Silvan Widmer, oggi protagonista con il Mainz in Bundesliga, non ha dimenticato l’Italia. Anzi, nel suo cuore il nostro Paese continua a fare rima con Udine e l’Udinese, club che lo ha accolto nel 2013 e dove è rimasto per cinque stagioni, lasciando un segno concreto e umano.
“Sono stato molto bene. Lì ho anche imparato a giocare a golf, che oggi è una delle mie passioni”, ha raccontato in esclusiva ai microfoni di Gianluca Di Marzio, (in un’intervista che fa il paio con quella di qualche settimana fa rilasciata a Il Messaggero Veneto – LEGGI QUI) mostrando un affetto autentico per l’ambiente friulano. Con 142 presenze, 5 gol e 18 assist tra campionato e coppe, il suo contributo in bianconero è stato prezioso, tanto da essere ricordato anche dai fantallenatori: “Alcuni mi scrivevano per spronarmi, altri per chiedermi un autogol se mi avevano contro. Mi faceva molto ridere”.

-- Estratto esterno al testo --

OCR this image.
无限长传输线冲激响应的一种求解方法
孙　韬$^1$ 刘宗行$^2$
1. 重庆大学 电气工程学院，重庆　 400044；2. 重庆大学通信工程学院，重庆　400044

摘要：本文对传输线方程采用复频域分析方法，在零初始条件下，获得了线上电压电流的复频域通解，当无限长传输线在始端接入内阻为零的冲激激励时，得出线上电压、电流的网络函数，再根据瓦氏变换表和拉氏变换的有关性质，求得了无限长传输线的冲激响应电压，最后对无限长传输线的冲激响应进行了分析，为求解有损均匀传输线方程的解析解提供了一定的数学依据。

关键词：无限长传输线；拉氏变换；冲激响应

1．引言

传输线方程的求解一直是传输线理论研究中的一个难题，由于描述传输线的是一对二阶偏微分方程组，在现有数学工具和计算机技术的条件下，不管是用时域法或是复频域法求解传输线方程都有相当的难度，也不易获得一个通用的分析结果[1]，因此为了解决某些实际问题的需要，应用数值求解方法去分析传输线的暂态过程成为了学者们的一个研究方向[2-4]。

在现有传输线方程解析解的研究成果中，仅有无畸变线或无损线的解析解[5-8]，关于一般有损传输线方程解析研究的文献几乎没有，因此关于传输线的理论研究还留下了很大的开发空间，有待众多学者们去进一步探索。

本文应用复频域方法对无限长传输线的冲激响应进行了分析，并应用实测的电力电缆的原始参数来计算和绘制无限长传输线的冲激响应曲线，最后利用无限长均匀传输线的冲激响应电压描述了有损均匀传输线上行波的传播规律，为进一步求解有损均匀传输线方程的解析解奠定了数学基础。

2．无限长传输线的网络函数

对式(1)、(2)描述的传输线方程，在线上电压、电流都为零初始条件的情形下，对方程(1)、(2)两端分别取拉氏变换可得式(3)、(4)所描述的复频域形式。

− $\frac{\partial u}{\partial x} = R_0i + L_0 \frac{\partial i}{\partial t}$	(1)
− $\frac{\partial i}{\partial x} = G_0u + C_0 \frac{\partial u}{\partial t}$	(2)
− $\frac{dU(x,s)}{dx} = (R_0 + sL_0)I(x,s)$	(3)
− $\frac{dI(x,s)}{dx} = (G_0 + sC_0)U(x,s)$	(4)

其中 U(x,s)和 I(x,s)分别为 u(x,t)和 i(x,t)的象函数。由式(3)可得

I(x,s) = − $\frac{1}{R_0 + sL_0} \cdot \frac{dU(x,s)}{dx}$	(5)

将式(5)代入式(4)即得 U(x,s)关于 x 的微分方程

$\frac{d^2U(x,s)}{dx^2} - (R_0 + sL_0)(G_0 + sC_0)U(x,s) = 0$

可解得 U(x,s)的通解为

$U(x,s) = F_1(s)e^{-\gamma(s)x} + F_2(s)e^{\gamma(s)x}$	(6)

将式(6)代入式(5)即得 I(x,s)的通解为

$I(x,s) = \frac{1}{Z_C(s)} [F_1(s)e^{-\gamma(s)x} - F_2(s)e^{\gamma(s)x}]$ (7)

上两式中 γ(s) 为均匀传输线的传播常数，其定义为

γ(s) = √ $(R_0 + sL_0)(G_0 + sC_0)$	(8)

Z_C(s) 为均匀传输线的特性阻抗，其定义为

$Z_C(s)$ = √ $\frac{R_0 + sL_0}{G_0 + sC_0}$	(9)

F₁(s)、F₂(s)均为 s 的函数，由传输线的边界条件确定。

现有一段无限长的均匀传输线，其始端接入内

Compagni di talento e il mito Di Natale
Tra i ricordi più vivi, Widmer parla con ammirazione dei compagni che ha incrociato a Udine: “Bruno Fernandes e Zielinski mi impressionavano. Rendevano facili le giocate difficili, con una calma incredibile anche sotto pressione”. Ma il pensiero più profondo è per Antonio Di Natale: “Totò era il più forte di tutti. Un grande capitano, sempre presente per il gruppo, dentro e fuori dal campo. L’ho rivisto in vacanza qualche anno fa, abbiamo cenato insieme. È una persona eccezionale”.
Anche gli allenatori hanno lasciato un’impronta nella carriera dello svizzero. “Guidolin è stato fondamentale per la mia crescita”, spiega, “così come Stankovic e Stramaccioni. E con Oddo ho lavorato molto sulla fase difensiva, seguo ancora oggi i suoi consigli”.
Il sogno europeo con il Mainz
Oggi Widmer è tra i pilastri del Mainz, protagonista di una stagione sorprendente in Bundesliga. “Nessuno si aspettava di vederci così in alto a marzo”, ammette. “Stiamo facendo qualcosa di incredibile, ma con pieno merito. In spogliatoio parliamo della Champions League. Non ci poniamo limiti, ma restiamo con i piedi per terra”.
Il collettivo è la vera forza del Mainz, secondo il difensore: “Abbiamo tanti buoni giocatori, ma nessun fuoriclasse. Il nostro valore è nel gruppo”.
La maglia della Svizzera e il gol più bello
Con la nazionale svizzera, Widmer ha disputato due Europei e due Mondiali, segnando quattro reti. Tra queste, una rimane speciale: “Contro l’Italia, nelle qualificazioni a Qatar 2022, ho segnato il gol più bello della mia carriera. Noah Okafor mi servì un bel pallone e io calciai al volo. Un tiro imparabile, anche per uno come Donnarumma. Era una gara decisiva e ci siamo presi il primo posto nel girone con merito”.
Un percorso da protagonista
Pur non avendo mai giocato in club di prima fascia, Widmer si dice soddisfatto della sua carriera: “Sono felice di quello che ho fatto. Ovunque sono stato ho avuto un ruolo importante. Nessun rimpianto”. Una dichiarazione di orgoglio e autenticità, che conferma come il valore di un calciatore si misuri anche nel rispetto conquistato, non solo nei trofei vinti.